I would choke, too, if I tried to pretend that the arguments over tariffs were not directly tied to the differences in economy between the industrial North and the agrarian South. Had the South invested as much in foundries and manufacturing as it did not raising a crop that needed to be exported to make a profit, then the attitude of the South toward tariffs woulod have more nearly resembled that of the North.
(This, by the way, is a point already established in this thread, so you might want to take the time to read what others have posted before throwing out old, discredited apologia of secessionists.)
Which still boils down to the issue of slavery being the primary cause for conflict.
And why did the Southern states care whether slavery would be allowed in the territories? Because the territories obviously would become states eventually, and the Southern ruling elite’s number-one political priority was to keep slave states in at least equal number with free states, thus keeping the Senate in balance between the two and forestalling any chance of federal legislation against slavery in the South. The South pushed for the Mexican-American War because they hoped to make new slave states out of the West – their disappointment in this regard was one of the precipitating factors of the Civil War. The same thinking was behind the Knights of the Golden Circle’s plan to make slave states out of territories in Central America and the Caribbean.
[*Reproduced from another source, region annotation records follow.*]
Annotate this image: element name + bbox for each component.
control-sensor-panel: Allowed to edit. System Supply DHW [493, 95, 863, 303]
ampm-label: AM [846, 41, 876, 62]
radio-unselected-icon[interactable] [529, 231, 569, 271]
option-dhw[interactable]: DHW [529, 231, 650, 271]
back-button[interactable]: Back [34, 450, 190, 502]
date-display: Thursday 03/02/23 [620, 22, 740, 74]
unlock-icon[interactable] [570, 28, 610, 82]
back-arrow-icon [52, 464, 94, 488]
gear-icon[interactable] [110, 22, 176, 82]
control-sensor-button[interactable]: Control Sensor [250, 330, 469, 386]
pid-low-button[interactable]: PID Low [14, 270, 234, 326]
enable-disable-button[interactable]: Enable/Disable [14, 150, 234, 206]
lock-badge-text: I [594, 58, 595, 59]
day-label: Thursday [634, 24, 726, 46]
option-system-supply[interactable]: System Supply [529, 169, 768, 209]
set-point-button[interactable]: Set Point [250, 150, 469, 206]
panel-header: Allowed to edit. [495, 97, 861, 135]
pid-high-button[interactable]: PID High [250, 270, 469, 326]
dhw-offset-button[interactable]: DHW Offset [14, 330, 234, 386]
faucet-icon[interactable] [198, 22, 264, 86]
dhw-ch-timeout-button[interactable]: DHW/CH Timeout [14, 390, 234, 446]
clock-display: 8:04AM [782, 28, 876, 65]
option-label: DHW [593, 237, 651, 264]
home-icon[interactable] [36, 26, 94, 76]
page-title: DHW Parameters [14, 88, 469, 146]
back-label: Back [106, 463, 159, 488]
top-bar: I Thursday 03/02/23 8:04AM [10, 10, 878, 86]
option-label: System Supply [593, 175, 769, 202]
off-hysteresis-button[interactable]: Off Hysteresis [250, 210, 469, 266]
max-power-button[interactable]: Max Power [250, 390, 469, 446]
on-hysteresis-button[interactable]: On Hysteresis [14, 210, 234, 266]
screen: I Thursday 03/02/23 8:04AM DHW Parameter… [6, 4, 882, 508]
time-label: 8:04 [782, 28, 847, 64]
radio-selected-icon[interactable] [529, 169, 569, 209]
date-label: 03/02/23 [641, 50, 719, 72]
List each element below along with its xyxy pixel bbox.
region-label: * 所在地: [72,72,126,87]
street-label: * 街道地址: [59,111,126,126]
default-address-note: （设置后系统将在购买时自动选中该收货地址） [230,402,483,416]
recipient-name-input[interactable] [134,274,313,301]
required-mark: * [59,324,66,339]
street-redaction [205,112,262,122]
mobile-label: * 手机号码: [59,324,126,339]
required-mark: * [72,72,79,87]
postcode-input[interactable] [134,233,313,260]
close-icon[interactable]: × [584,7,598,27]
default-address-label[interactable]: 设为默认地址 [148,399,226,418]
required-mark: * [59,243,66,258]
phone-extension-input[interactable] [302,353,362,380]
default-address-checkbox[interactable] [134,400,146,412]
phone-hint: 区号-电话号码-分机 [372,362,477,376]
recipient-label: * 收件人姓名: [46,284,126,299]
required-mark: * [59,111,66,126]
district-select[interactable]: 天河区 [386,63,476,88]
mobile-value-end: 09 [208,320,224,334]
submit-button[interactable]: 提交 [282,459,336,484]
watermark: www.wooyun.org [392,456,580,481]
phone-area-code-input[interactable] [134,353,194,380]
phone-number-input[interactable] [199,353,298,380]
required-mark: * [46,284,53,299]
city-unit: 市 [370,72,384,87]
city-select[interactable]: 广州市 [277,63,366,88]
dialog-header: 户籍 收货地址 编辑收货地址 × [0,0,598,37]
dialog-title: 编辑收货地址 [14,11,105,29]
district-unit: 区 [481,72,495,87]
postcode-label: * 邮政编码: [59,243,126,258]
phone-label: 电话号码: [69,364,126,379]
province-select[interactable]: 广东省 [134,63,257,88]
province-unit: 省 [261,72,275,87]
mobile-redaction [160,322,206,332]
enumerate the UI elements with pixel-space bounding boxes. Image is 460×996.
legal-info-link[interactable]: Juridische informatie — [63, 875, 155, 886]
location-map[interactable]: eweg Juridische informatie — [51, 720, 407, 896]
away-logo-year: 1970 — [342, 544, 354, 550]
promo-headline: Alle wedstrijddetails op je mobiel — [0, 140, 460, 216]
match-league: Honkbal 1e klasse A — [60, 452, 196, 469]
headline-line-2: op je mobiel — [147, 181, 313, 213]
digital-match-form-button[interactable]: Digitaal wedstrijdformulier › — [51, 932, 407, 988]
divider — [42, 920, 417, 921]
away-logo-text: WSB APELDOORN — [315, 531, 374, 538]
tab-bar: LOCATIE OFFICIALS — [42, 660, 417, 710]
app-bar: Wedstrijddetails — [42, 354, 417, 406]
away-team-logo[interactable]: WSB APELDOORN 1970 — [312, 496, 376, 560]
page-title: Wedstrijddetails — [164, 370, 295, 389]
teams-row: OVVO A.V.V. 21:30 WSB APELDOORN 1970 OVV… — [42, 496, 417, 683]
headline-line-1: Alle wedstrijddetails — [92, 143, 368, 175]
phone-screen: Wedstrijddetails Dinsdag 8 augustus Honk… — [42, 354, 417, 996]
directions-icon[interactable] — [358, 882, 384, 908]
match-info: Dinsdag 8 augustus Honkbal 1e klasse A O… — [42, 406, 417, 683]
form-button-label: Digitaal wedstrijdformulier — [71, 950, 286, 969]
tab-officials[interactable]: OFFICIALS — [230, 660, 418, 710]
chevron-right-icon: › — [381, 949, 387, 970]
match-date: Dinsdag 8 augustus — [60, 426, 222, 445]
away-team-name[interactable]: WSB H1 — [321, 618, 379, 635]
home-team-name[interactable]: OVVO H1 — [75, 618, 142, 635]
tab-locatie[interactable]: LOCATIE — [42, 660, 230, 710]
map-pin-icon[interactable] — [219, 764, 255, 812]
All historians agree on all of this, with no dissent or revisionism whatsoever; it’s standard high-school-U.S.-history-class material.
Which is true. In 1860 had the South not seceded there would have been no abolition for a while. What most Northerners wanted was the Free states gradually outnumbering the slave ones and thus for abolition to happen. However when the South seceded the North until in the middle of the war conducted the war in the name of the Union rather than to abolish slavery and the South to in the end even began recruiting slaves as soldiers.
Regardless of whether or not the South seceded, Slavery was already becoming economically unviable (cotton could be obtained cheaper from India) and would have had to go in reasonably short order anyway.